The numerous possible applications have spawned various methods that can differ greatly. Frequently come bioreactors ( fermenters) are used. Most contain the digester agitators for homogenization, devices for temperature setting and other techniques for monitoring and control of key parameters.

• Especially in the white and red biotechnology are sterilizable fermenter used, in which the parameters (temperature, oxygen content, pH, etc.) are precisely controlled.
• In the Grey biotechnology various bioreactors are used, such as digesters at wastewater treatment plants, digester for biogas production and biofilters for waste air cleaning.
• In the food industry ( yellow biotechnology) fermentation tanks are used for example in the production of beer as bioreactors.
• More bioreactors are eg algae reactors, photobioreactors, hydrogen bioreactors etc..
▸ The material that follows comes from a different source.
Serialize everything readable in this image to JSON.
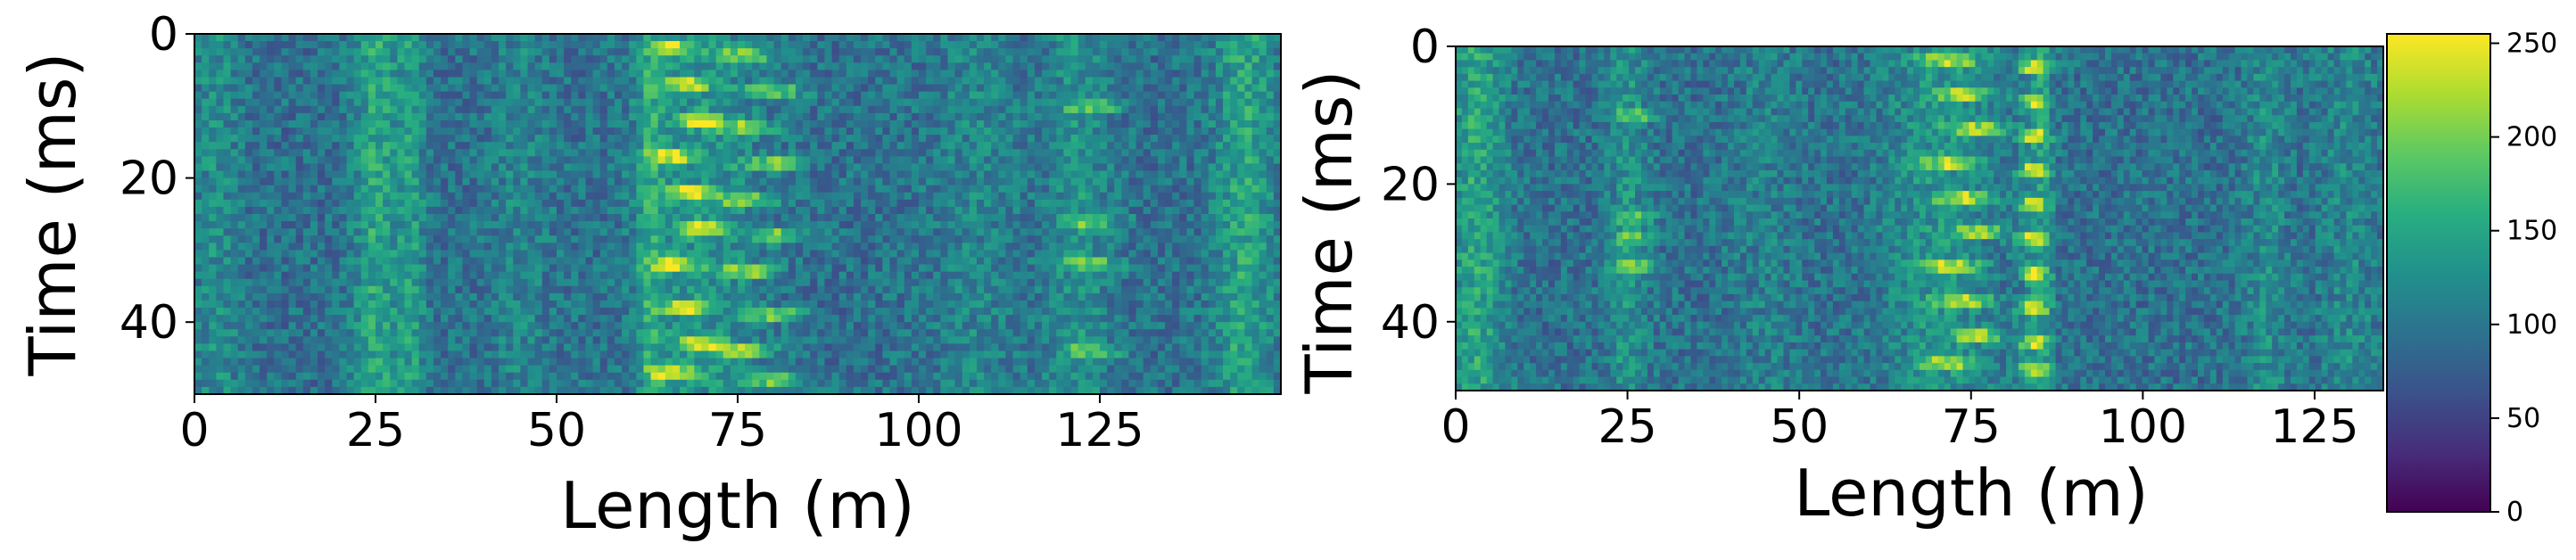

The products are produced according to different principles:

• Enzymes may provide for the implementation of a substance.
• Microorganisms are often cultivated, their metabolic products represent the product ( eg ethanol, butanol, citrate).
• Memory substances in cultured type, such as the microbial carbohydrate storage polyhydroxybutyric the product can be.
• Through genetic modification overexpression can be induced or a new pathway to be transferred in the manner so that the desired product is produced with a high yield in the to be cultivated kind.

Following the production (fermentation) a preparation (Downstream Processing) is usually necessary. This can, depending on the procedure, be very costly and steps such as cell disruption, filtration, chromatography, and include another. This area of biological process assigned.

Nanotechnology

The nanotechnology or nanotechnology is still a young field, which combines very interdisciplinary areas of physics, chemistry, biology and engineering. It is concerned with materials and systems that exist in their size may of only a few molecules. For the process engineering the nanoparticles technology is of particular importance. Due to the small geometrical extent of nanoparticles possess special optical and electronic properties which make special measurement method required, but can also lead to new applications.